The Life of a Rank Checker
Posted by: James Lewitzke in General Search Engine Talk, GoogleSo many people check their ranking spots on Google and pray for their webpage to be in the number one spot for a specific query.
Why are Search Engines a bad source of traffic to Market for?
This is the average reaction from a rank checker:

Rankings fluctuate, thus rendering rank checking a useless practice. Besides, they don’t always mean targeted traffic and conversion rates (which are (or should be) the most common goals for commercialized websites).
Google uses many datacenters to return search results to end users. Plus, Google’s (along with every other major Search Engine’s) algorithm is ever-changing, so, factors level themselves out. For example, one day, Google may place a heavy importance on the date the post was created, then the next day, word count becomes a major factor. It’s impossible to tell what portion gives weight in accordance to others. So then you’ll ask something like this:
BUUT James, How else AM I suppozed too Get Traffic LOL?!?!
Pretend that the Search Engines do NOT exist!
Don’t believe me? Just imagine for a moment Google, Yahoo, MSN, Ask, or all the other search engines have never existed. Pretend that it is 1993, the web is just beginning to explode on the internet. Many possibilities await you (Not to mention all the tools you have at your disposal in the present). Some immediate examples include:
- Community Partaking = Some places, such as discussion forums, allow you to interact with similar-minded people. If you constantly give worthy advice, people will want to hear what you have to say (on your own site).
- Word-of-Mouth = If you have something interesting, why not let others do the marketing for you?
- Direct Traffic = If you have a good website, and people have already seen it once, chances are they’ll bookmark it and return to read or interact with it again and again.

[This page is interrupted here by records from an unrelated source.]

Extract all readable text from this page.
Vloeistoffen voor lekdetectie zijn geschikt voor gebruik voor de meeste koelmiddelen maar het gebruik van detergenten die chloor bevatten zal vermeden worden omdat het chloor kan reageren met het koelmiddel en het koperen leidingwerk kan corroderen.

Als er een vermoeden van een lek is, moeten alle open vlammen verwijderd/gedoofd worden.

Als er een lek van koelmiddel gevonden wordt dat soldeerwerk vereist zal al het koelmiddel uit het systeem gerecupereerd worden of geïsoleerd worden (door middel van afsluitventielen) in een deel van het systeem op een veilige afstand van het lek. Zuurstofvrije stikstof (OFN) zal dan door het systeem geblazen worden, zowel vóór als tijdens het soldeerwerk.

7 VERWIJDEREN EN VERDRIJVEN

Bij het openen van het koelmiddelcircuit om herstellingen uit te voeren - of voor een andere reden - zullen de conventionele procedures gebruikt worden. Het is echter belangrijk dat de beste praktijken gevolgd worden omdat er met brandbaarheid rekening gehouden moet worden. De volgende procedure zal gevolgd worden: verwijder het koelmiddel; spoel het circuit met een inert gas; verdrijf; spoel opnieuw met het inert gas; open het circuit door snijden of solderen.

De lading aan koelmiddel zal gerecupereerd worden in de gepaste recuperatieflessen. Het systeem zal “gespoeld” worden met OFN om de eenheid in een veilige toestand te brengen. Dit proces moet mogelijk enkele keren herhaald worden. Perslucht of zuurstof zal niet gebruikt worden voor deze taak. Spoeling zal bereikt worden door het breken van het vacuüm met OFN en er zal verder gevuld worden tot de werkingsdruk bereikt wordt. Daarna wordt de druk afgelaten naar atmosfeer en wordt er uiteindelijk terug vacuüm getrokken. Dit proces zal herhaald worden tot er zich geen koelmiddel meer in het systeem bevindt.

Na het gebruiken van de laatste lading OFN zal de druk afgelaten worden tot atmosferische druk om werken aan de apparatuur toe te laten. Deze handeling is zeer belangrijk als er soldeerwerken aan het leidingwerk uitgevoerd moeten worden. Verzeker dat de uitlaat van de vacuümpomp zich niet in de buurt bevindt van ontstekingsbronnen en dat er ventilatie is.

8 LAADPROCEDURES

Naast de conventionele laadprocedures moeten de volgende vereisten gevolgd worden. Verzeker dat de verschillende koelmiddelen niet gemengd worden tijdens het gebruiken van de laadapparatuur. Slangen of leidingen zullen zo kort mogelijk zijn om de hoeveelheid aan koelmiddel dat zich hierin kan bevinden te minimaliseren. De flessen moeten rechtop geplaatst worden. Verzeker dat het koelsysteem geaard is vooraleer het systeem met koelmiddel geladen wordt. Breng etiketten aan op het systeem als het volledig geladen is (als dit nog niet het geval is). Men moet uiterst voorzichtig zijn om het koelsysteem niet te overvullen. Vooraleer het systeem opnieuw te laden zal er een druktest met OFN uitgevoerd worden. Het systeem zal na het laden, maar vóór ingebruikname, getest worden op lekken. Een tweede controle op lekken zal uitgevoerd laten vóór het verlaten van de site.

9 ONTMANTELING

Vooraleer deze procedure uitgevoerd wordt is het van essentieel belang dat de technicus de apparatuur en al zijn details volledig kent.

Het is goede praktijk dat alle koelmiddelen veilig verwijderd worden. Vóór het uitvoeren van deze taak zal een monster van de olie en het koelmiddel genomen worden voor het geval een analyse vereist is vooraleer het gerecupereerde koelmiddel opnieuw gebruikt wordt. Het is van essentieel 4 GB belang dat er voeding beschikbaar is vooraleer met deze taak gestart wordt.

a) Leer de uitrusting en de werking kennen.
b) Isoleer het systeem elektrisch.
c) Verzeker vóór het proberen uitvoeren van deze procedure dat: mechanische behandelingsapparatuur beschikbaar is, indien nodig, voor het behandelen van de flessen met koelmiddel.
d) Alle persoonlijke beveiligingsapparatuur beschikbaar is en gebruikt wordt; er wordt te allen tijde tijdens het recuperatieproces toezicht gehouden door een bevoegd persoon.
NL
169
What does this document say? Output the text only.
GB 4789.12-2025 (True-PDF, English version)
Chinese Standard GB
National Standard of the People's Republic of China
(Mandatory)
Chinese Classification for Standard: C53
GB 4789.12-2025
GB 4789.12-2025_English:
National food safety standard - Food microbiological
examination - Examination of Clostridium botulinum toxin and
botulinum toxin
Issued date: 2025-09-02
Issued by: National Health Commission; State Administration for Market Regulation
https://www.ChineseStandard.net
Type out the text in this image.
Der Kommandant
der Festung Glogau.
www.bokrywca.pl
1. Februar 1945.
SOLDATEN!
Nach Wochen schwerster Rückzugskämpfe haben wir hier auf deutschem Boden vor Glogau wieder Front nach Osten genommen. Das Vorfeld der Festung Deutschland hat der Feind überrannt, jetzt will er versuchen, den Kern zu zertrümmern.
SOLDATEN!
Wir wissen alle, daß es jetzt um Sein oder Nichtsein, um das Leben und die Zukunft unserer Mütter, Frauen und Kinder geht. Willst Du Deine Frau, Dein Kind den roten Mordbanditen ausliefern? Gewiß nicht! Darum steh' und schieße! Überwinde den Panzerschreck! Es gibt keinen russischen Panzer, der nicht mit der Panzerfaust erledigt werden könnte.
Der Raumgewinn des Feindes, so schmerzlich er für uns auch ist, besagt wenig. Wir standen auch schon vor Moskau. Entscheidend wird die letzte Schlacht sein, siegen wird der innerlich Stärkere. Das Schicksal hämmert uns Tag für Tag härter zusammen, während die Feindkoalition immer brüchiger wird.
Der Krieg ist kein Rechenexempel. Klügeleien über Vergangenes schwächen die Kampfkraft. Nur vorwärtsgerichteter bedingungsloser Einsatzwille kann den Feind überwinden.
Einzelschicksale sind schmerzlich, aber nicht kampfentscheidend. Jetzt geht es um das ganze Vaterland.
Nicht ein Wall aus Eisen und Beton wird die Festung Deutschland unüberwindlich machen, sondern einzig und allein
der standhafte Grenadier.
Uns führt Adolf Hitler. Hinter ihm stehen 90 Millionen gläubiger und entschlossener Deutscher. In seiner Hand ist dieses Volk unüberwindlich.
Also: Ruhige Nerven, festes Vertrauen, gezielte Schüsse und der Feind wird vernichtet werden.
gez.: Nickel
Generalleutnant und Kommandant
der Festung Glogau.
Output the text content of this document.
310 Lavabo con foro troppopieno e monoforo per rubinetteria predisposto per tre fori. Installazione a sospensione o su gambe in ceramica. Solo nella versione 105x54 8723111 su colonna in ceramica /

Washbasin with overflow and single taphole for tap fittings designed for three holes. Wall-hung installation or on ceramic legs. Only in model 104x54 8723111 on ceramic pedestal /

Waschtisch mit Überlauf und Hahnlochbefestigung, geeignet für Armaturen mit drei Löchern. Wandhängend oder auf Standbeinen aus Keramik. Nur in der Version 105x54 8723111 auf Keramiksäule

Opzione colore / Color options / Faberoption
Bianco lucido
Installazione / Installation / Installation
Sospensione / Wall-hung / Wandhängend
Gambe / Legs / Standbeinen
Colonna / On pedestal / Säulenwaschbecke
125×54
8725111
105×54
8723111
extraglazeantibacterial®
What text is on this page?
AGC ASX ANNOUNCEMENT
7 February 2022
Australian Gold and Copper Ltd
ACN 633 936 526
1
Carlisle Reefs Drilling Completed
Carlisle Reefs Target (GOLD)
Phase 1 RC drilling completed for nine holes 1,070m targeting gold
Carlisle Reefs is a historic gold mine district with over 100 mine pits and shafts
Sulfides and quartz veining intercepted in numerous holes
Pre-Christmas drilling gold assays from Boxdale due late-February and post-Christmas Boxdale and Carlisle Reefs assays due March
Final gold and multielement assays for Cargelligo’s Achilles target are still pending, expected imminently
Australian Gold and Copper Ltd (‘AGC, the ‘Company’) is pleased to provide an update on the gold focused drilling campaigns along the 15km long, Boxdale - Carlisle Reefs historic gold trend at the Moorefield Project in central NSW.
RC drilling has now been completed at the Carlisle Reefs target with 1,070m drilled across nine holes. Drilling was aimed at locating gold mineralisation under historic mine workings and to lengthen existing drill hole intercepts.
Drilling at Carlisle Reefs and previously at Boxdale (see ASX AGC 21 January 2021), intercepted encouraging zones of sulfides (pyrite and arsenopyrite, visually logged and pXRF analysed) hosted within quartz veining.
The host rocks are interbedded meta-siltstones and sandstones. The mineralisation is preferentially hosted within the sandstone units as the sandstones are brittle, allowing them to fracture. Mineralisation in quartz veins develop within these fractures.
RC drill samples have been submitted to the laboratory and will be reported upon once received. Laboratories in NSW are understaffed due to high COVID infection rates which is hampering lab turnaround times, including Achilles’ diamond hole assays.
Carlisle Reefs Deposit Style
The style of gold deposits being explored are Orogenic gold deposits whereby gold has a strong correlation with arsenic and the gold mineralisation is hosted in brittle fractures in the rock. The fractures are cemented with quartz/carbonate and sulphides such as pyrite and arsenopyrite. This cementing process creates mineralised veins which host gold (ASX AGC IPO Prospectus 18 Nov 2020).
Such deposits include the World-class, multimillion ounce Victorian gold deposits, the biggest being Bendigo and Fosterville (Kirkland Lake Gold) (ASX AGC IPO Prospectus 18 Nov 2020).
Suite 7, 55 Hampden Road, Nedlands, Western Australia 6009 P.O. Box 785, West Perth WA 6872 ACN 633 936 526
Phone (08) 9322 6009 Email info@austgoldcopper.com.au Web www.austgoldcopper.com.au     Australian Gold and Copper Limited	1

This is the mind set you have to have if you want to market your website properly.

James good to see you posting again.
I asked a question a year or so ago about what you would do if SEs did not exist.
Since I know you fairly well I think I understand where your coming from.
The truth is if SEs did not exist all of us would be doing things that could possibly get us banned today to get traffic.
SEs do exist. So webmasters have to take that into consideration.
I think the point of your article is that web masters should concentrate on user experience. I think your right.
Hey Connie, how’s it going?
I didn’t know about the question you asked about SE’s existence, was it an old Spam-Whackers post?
Of course Search Engine’s do exist, and it’s always nice to receive traffic from them, but what I’m discussing in the article here is from a purely marketing standpoint. The list of alternatives I made was just off the top of my head, I know there’s more methods that could be added to it.
I think you were mostly right about the point I was making. Users are the people who actually look for information, and come back for more if it was that good. Search Engines don’t provide a useful long-term traffic plan IMO (as they could take away hundreds or thousands of readers with only a slight modification to the algorithm, plus all the SEM would have been for nothing).
I wonder though, what other “tactics” would most webmasters use that cause them to get banned from the SE’s? (If the Engines didn’t exist, that is.)
The levels of spam (splogs, content scraping, etc.) would probably drop dramatically too if they weren’t around; and marketing wannabes would resort to more primitive tactics to advertise, like email and community spamming.